O nosso objetivo é simplesmente divulgar os livros da Bellis Azorica, tornar a série conhecida, lembrar que os livros podem ser uma boa oferta para os estrangeiros que nos visitam e sugerir aos poderes políticos que usem a sua influência para fazer chegar esses livros aos hotéis açorianos, às casas de alojamento local, aos AirBNBs. Os Açores têm de ser vistos lá fora como um paraíso onde a chuva pode tomar conta das férias e, porque há que inventar modos de preencher o tempo, pode a leitura ser um deles.
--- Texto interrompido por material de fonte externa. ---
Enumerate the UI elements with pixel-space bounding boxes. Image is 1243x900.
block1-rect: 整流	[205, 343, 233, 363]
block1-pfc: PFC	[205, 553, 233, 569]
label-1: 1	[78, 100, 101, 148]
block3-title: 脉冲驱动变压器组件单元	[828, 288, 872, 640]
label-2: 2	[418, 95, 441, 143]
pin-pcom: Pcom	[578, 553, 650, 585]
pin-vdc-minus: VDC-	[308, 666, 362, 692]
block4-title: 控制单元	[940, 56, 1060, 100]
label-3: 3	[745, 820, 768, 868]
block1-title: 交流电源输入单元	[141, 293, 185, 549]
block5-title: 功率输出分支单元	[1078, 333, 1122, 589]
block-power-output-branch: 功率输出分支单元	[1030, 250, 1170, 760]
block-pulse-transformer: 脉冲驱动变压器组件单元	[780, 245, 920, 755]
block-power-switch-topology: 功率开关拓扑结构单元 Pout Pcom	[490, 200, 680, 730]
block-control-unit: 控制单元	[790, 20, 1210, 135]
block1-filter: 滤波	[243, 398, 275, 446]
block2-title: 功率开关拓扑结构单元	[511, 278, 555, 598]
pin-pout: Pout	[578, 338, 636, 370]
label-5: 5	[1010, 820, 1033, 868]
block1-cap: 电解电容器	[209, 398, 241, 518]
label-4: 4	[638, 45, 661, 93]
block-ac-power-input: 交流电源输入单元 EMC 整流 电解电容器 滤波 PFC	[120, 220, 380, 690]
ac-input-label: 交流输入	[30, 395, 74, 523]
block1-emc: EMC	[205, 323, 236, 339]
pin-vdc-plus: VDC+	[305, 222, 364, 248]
O nosso turismo deve procurar atrair gente que adora a natureza e não se deixa vencer pelos elementos - o tipo de pessoas que sabe vingar-se da chuva enconchando-se num canto a ler um bom livro açoriano em tradução.
Quando os turistas estrangeiros estiverem retidos nos seus quartos ou na sala de um hotel, podem muito bem beber um Terras de Lava, um licor de maracujá ou um chá da Gorreana ou do Porto Formoso, e deliciar-se a contemplar os Açores através dos seus escritores graças às traduções inglesas que agora estão disponíveis. Ficarão a perceber melhor o íntimo destas belas terras azóricas, quando entenderem que a lava, os vulcões, a chuva e os abalos de terra são elementos constituintes destas ilhas – da sua natureza mas também da cultura - e que gostamos de receber estrangeiros que sabem apreciá-las como elas são e senti-las como os locais as sentem.
E essa possibilidade, não esqueçam, deve-se muito ao denodado esforço de uma mão cheia de açorianos na diáspora que trabalha por amor à causa, sem qualquer remuneração ou interesse pessoal.